"No one knows what they're doing." Some perspective...what do you think?
😃 The two brothers who started Life is Good sold t-shirts out of their trunk for five years before one simple design changed it all.
☕ Howard Schultz went to 242 investors to raise $1.6M to get his coffee business off the ground - almost every one said no.
👩🎤Lady Gaga was dropped by Def Jam Records after only three months.
🍫 Milton Hershey's first two chocolate companies went bankrupt.
🪧 I recently met two guys that grew a $40M sign company and admitted to having no idea how it all really happened and that it couldn't be repeated.
The point gets proven to me again and again.
No one knows what they're doing. 🤷♂️
On both sides of a relationship or transaction - there is no plan, until it (actually) happens.
Along the way, we will be wrong and things are going to break. Maybe even fail completely. It's part of the creative process. Creation and recreation. Birth and Rebirth.

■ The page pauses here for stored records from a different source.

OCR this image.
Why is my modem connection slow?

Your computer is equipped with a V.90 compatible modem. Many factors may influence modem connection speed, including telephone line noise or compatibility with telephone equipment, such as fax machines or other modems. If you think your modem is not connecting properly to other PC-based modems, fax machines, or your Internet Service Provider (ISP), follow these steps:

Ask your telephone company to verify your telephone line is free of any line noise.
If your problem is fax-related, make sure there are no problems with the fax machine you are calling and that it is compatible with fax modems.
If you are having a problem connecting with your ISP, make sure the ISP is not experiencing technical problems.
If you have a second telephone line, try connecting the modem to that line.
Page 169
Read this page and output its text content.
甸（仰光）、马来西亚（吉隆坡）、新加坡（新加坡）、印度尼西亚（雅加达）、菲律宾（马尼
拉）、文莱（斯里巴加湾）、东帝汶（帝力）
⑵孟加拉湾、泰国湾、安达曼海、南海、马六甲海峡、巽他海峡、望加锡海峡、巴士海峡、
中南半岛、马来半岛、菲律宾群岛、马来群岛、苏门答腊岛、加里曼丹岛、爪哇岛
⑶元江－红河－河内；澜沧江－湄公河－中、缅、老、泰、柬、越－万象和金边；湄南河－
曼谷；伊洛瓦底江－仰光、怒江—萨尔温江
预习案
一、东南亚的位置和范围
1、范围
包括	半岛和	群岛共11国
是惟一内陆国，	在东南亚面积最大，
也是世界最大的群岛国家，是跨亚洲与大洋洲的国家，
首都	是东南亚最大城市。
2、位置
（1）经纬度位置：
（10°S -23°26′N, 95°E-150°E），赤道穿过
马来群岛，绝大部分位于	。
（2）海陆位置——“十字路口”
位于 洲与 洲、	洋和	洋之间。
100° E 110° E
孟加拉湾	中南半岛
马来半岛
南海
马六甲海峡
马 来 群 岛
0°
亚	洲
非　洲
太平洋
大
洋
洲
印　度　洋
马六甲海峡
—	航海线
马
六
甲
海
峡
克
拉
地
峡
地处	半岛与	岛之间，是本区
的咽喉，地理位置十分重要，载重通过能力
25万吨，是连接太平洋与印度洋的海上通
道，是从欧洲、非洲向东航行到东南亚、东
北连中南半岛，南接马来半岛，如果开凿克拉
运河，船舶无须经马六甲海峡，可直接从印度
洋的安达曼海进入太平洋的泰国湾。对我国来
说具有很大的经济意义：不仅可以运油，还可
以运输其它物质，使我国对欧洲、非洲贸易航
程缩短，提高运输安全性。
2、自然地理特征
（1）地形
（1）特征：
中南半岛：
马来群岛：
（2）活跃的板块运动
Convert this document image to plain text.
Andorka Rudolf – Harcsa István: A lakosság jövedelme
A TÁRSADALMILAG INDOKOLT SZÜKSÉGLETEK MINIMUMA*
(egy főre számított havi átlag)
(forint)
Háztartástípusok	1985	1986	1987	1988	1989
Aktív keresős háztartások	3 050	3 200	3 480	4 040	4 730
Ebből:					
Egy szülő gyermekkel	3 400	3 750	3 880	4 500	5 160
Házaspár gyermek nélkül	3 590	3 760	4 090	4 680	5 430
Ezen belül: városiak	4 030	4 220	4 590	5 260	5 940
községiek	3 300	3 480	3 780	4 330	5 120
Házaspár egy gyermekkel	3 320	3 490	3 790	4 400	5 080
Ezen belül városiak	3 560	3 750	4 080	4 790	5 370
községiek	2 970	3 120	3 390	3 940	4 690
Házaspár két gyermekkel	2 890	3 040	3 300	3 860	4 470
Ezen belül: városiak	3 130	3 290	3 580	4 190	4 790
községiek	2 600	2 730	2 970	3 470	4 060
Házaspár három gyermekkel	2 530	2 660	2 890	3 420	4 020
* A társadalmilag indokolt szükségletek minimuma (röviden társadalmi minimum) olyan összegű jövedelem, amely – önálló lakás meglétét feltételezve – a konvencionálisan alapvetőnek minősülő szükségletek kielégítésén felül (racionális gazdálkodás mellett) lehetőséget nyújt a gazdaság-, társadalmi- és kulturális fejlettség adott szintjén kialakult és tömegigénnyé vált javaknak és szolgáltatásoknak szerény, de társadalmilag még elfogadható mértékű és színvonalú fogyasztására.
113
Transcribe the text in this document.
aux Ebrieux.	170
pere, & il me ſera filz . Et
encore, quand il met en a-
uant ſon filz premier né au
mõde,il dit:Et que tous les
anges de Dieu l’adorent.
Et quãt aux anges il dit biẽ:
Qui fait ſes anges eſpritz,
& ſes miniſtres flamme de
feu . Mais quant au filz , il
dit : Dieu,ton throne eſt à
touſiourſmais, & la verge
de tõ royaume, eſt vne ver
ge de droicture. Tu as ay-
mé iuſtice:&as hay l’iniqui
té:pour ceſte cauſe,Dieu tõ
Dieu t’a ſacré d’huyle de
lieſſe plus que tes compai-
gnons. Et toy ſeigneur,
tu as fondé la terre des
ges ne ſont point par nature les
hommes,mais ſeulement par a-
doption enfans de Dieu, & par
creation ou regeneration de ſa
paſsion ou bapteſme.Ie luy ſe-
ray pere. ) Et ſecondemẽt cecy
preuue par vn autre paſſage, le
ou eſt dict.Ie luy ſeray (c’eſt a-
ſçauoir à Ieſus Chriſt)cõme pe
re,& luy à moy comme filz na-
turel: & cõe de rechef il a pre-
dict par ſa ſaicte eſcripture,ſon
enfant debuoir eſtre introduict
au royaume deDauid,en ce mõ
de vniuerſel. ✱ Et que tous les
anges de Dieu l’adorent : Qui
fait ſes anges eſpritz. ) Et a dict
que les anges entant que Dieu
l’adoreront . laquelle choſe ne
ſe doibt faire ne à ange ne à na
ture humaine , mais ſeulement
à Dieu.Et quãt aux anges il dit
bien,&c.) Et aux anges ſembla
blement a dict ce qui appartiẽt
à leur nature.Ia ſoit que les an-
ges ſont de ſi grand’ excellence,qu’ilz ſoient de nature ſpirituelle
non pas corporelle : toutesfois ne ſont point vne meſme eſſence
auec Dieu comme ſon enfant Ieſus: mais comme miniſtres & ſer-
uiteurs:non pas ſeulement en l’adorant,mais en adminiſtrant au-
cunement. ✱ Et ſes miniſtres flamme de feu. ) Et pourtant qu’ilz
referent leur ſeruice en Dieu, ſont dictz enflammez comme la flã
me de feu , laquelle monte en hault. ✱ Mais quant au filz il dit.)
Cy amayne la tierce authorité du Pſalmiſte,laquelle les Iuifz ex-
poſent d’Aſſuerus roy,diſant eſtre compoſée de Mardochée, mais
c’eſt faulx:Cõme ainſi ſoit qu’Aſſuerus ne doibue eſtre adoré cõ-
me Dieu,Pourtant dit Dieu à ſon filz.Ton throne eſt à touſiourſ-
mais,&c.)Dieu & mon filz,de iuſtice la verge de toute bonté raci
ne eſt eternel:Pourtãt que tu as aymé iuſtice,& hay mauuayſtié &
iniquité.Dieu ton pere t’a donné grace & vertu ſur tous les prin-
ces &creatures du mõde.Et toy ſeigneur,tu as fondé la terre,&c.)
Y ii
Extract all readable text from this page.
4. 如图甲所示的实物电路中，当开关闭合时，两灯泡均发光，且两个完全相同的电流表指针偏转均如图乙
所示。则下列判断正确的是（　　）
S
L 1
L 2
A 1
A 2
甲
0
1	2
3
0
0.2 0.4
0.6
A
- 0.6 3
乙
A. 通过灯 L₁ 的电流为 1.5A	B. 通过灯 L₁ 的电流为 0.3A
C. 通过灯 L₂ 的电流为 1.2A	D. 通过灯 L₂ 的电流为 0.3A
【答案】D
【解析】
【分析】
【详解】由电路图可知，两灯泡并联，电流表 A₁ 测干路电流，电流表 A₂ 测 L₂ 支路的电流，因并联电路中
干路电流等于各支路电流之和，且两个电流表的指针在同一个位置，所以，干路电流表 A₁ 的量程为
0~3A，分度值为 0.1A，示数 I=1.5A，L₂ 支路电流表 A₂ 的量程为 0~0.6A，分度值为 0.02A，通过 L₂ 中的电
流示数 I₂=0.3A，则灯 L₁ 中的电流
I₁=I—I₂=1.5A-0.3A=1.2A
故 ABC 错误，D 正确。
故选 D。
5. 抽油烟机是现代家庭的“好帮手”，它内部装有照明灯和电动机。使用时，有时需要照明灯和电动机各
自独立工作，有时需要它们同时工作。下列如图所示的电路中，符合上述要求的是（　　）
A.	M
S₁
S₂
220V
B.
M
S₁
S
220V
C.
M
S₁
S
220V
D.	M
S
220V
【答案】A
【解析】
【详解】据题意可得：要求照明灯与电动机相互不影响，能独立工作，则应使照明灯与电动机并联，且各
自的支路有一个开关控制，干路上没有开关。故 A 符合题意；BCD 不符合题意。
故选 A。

The frustration and pain of these failures restarts can push us in one of two directions. Do you love what you're trying to create enough to persist?
So, we look for a formula in business. A recipe for success.
Your great idea is born. Scaffolding and systems are built. SOPs documented.
But business recipes also involve two tricky factors - specific market timing and humans, who are insanely alike yet terribly different.
Despite the unpredictabilities, all those T-shirts, Coffees, Chocolates, Music (and Signs) have created immeasurable joy (and clarity) for billions of people. And yes, generated billions in revenue.
The recipe I see?
1. Refusing to give up was the better choice.
2. Find people that are your kind of crazy (employees, partners, and clients).
3. True conviction and love for your creation - sells.
While we're working on our own recipes, keep compassion for our fellow creators and never give away your own power in the pursuit of a smooth ride.